Thyroid hormone (TH) regulates numerous key physiologic processes that are essential for normal development and then physiologic action in adulthood. Furthermore, specific targeting of TH signaling may improve metabolic disease, including hypercholesterolemia and non-alcoholic steatohepatitis. While circulating thyroid hormone levels are used in humans to interpret thyroid status they are just the tip of the iceberg as cellular TH availability is regulated by transporters, deiodinases, and coregulators of the thyroid hormone receptor isoforms (TRs). Thus, cellular action of TH can be disassociated from circulating TH levels in a particular tissue. We have previously shown that the nuclear corepressors, NCoR1 and SMRT are critical regulators of cellular TH action by regulating both the sensitivity of the TR for available ligand and the ability of the TR to silence or repress in gene expression in hypothyroidism. However, the full mechanism by which NCoR1/SMRT or other potential corepressors function remains to be determined. To gain further insight into nuclear corepressor action we propose three specific aims. In the first Aim we will determine how NCoR1 and SMRT mediate specificity in their interactions with nuclear receptors in context of their recruitment to the genome. In the second Aim we will identify novel pathways that the TRs employ, independent of NCoR1/SMRT to mediate repression in hypothyroidism or in the syndromes of resistance to thyroid hormone. Finally, in the third Aim we will explore why loss of NCoR1 and SMRT in adult life leads to immediate lethality. We hypothesize that NCoR1/SMRT have redundant roles in regulating nutrient availability. Together completion of these Aims will provide key insight into how NCOR1 and SMRT and potentially other corepressors function to regulate thyroid hormone action and metabolic function and open up new avenues to target these pathways in the treatment of metabolic disease.
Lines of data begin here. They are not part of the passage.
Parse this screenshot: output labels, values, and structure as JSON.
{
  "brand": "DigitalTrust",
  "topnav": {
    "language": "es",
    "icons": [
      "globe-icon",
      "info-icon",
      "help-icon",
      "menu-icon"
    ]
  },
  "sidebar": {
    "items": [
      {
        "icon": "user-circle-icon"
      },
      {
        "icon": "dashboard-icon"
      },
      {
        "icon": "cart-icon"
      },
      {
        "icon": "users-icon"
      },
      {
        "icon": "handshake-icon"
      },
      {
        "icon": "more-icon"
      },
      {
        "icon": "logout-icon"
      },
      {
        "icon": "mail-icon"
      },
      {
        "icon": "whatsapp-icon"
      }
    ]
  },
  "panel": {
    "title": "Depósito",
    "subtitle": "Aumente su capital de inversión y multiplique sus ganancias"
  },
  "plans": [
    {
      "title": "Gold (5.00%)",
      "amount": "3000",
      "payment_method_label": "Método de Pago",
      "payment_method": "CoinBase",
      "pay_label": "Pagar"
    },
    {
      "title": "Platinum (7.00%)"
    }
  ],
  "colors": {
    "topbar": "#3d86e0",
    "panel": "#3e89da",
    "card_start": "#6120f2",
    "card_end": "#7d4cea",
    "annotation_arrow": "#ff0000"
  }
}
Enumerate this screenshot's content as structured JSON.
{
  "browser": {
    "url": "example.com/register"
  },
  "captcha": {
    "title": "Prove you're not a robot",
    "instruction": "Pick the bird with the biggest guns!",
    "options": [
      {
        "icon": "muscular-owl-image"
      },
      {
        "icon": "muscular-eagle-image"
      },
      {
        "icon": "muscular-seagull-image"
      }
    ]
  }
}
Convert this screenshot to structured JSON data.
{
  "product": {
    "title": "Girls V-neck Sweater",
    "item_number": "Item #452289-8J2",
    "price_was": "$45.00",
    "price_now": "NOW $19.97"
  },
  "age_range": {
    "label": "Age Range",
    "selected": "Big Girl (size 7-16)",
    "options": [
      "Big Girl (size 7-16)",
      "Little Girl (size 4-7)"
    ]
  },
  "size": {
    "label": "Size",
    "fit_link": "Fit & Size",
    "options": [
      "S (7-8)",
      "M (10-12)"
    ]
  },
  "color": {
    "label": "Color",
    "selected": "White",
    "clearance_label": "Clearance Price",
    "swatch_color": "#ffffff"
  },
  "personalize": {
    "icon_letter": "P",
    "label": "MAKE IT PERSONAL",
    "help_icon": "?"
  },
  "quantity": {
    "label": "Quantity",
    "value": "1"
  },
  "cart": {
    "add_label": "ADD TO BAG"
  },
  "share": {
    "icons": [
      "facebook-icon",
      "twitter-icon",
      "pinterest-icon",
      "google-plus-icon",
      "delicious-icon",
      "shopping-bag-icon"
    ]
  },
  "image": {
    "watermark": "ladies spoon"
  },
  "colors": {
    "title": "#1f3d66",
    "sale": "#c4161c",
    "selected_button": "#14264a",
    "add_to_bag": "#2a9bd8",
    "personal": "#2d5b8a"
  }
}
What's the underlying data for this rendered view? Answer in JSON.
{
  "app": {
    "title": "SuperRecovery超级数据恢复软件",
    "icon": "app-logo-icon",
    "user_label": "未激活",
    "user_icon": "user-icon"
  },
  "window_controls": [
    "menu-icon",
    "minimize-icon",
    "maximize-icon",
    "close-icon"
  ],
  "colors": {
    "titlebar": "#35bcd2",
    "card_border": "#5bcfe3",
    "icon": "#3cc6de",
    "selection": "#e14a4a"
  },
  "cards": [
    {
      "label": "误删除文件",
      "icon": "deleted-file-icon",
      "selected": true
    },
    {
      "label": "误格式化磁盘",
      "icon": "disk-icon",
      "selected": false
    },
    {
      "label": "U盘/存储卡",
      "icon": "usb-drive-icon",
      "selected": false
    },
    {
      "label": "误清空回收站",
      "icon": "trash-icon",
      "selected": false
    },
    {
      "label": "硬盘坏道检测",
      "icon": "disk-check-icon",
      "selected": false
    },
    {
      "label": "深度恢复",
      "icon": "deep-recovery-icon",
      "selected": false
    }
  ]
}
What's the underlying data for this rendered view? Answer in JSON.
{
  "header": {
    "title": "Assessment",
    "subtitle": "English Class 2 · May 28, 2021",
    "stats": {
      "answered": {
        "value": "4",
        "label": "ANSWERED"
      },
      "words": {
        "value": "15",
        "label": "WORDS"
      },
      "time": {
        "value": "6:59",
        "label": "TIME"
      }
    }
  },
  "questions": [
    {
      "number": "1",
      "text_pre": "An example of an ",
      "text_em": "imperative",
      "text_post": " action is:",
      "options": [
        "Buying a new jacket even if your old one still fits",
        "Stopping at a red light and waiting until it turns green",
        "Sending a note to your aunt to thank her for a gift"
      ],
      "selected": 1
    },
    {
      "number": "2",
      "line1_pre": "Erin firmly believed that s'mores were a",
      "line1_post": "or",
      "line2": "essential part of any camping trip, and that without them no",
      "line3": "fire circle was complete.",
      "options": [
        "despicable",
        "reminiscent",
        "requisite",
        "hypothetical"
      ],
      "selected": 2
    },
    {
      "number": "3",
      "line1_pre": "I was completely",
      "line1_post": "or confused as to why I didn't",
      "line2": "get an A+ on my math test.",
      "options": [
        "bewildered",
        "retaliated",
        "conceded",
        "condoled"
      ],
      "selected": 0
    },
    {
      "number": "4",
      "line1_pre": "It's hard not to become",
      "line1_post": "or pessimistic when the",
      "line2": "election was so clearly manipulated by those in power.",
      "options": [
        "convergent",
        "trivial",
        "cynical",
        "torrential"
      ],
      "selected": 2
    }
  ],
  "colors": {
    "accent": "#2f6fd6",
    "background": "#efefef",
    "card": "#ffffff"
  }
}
甲状腺激素(TH)调节许多关键的生理过程，这些过程对于正常发育和成年后的生理活动是必不可少的。此外，TH信号的特异性靶向可能改善代谢性疾病，包括高胆固醇血症和非酒精性脂肪性肝炎。虽然循环中的甲状腺激素水平被用来解释人类的甲状腺状况，但它们只是冰山一角，因为细胞TH的可获得性受转运体、脱碘酶和甲状腺激素受体亚型(TRs)的共同调节。因此，TH的细胞作用可以从特定组织中循环的TH水平中分离出来。我们先前已经证明，核辅阻遏子NCoR1和SMRT是细胞TH活动的关键调节因子，它们通过调节甲状腺功能减退症中可用配体的受体的敏感性以及抑制或抑制基因表达的能力来调节细胞TH活动。然而，NCoR1/SMRT或其他潜在辅抑制子发挥作用的完整机制仍有待确定。为了进一步了解核辅阻遏子的作用，我们提出了三个具体目标。在第一个目标中，我们将确定NCoR1和SMRT如何在它们与核受体的相互作用中，在它们被重新招募到基因组的背景下介导特异性。在第二个目标中，我们将确定与NCoR1/SMRT无关的TRs用于在甲状腺功能减退症或甲状腺激素抵抗综合征中调节抑制的新途径。最后，在第三个目标中，我们将探索为什么在成年生活中NCoR1和SMRT的缺失会导致直接的死亡。我们假设NCoR1/SMRT在调节营养供应方面有多余的作用。这些目标的共同完成将为NCOR1和SMRT如何潜在的其他辅抑制子具有调节甲状腺激素作用和代谢功能的功能，并在治疗代谢性疾病中开辟了针对这些途径的新途径。